When we decided to build a standalone bitmap index, Roaring rose to the top as an excellent choice. Implementing it in Go, we used 64-bit keys to support high cardinality, rather than the 32-bit keys in the reference implementation. The RLE container was added to Roaring as an extension after we began our implementation, but as a non-critical feature, it sat on our roadmap for a while. In addition to in-memory storage, Roaring includes a full specification for file storage. Aside from some minor (but binary-incompatible) differences, we followed this closely.

If you’re familiar with RLE, this might seem like an odd topic for a blog post. RLE is one of the simplest compression techniques around; functions for encoding and decoding can be written in a handful of lines of your favorite language. The key to Roaring’s speed is that the computation of any operation on two containers is done on the raw containers, without modifying either one. Let’s consider how the `AND`

(intersect) operation works, when only the first two container types are implemented. For `A AND B`

, there are three cases: `A`

and `B`

are arrays (array-array), `A`

and `B`

are bitsets (bitset-bitset), `A`

is array and `B`

is bitset or vice versa (array-bitset). Each of these must be implemented separately, so you start to see how Roaring operations are a bit more involved than the simple conceptual `AND`

operation.

After adding the new RLE container type, we need three new functions: RLE-RLE, array-RLE, bitset-RLE. This is just for the `AND`

operation; we need three new functions for the `OR`

operation as well. We also support the non-commutative difference operation `ANDNOT`

, which previously required four functions (bitset-array in addition to the three above), and now requires nine (array-RLE, RLE-array, bitset-RLE, RLE-bitset, RLE-RLE). We were adding the `XOR`

operation in a parallel branch, so we included the new RLE `XOR`

functions, for another six. That’s 17 new functions just to support RLE for these four operations, and many of these are nontrivial. All of these operation functions are summarized in the tables below.
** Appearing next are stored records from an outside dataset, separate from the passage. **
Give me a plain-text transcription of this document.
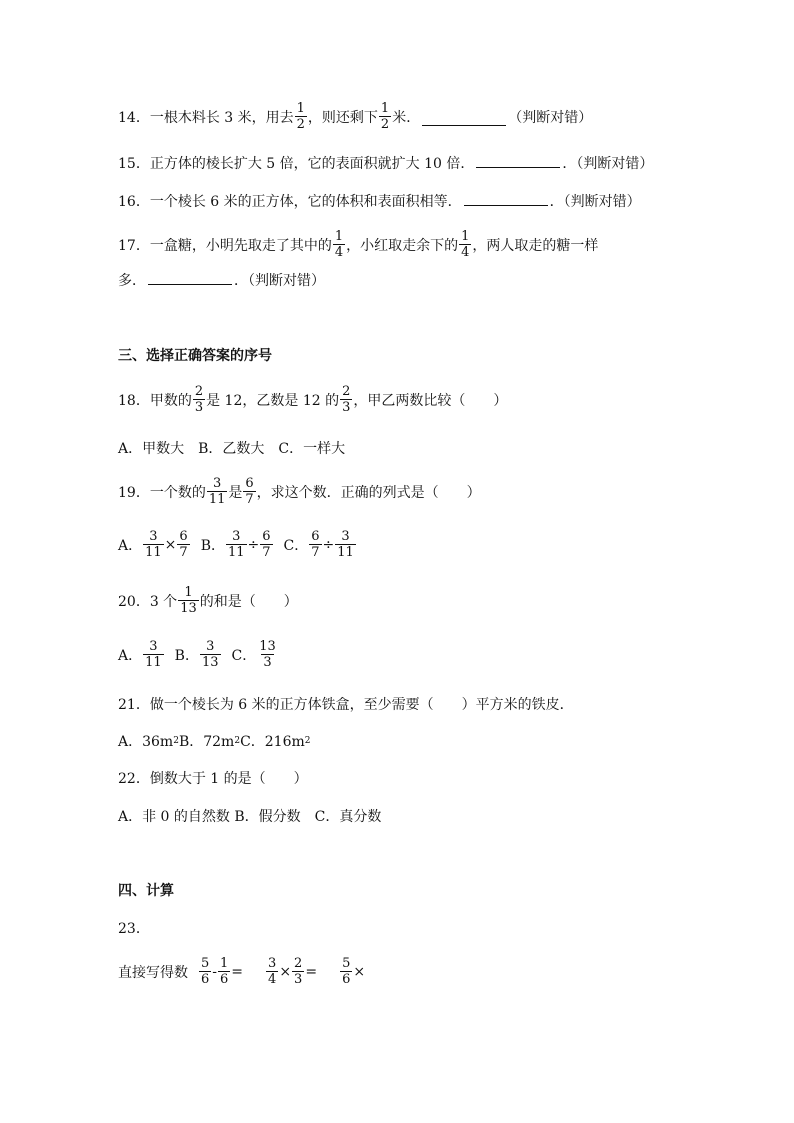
14． 一根木料长 3 米，用去 $\frac{1}{2}$ ，则还剩下 $\frac{1}{2}$ 米．	（判断对错）
15． 正方体的棱长扩大 5 倍，它的表面积就扩大 10 倍．	．（判断对错）
16． 一个棱长 6 米的正方体，它的体积和表面积相等．	．（判断对错）
17． 一盒糖，小明先取走了其中的 $\frac{1}{4}$ ，小红取走余下的 $\frac{1}{4}$ ，两人取走的糖一样
多．	．（判断对错）
三、选择正确答案的序号
18． 甲数的 $\frac{2}{3}$ 是 12，乙数是 12 的 $\frac{2}{3}$ ，甲乙两数比较（ ）
A．甲数大　B．乙数大　C．一样大
19． 一个数的 $\frac{3}{11}$ 是 $\frac{6}{7}$ ，求这个数．正确的列式是（ ）
A． $\frac{3}{11} \times \frac{6}{7}$ B． $\frac{3}{11} \div \frac{6}{7}$ C． $\frac{6}{7} \div \frac{3}{11}$
20． 3 个 $\frac{1}{13}$ 的和是（ ）
A． $\frac{3}{11}$ B． $\frac{3}{13}$ C． $\frac{13}{3}$
21． 做一个棱长为 6 米的正方体铁盒，至少需要（ ）平方米的铁皮．
A．36m 2 B．72m 2 C．216m 2
22． 倒数大于 1 的是（ ）
A．非 0 的自然数 B．假分数　C．真分数
四、计算
23．
直接写得数 $\frac{5}{6} - \frac{1}{6} = \frac{3}{4} \times \frac{2}{3} = \frac{5}{6}$ ×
*RLE operation functions. “x” indicates a required function; new functions are green*

Functions that operate on one RLE container tend to be more complicated, and functions that operate on two RLE containers even more so. For example, `intersectRunRun`

, the function for computing `AND`

for two RLE containers, simultaneously iterates over the runs in each container. For each pair of runs encountered, there are six distinct cases, one for each of the ways that two intervals can overlap with each other. `differenceRunRun`

might be the trickiest of all the operations. Again, several different overlap cases must be considered, but unlike the intersect algorithm, these cases are interleaved.

And that’s not all - Roaring needs to do a bunch of other things in addition to the binary operations. All of these operations need to be supported, on or with the RLE containers:

- Setting and clearing bits.
- Writing to and reading from files for persistent storage.
- Converting container types for optimal storage size, and deciding when to do it.
- Computing summary values on container types: count, runCount, max. Some of these are also nontrivial, with very clever solutions described in the Roaring paper.
- Iterating over a Bitmap which can contain a mixture of all three container types.
- An internal
`intersectionCount`

function which speeds up certain queries.

And of course, unit tests. Roaring is central to Pilosa, so we test it as thoroughly as possible. The RLE work consists of 1500+ new lines of feature code, plus 2500+ new lines of unit tests. Although our Roaring package is feature complete, we still have a few tasks on the todo list:

- Thorough benchmarking and testing on large, real data.
- Expanding fuzz testing.
- Examining inverted storage, for “sparse zeroes” data.

The work is ongoing in this branch, if you’d like to check out the gritty details. We would also love for you to help by forking Pilosa and trying it out!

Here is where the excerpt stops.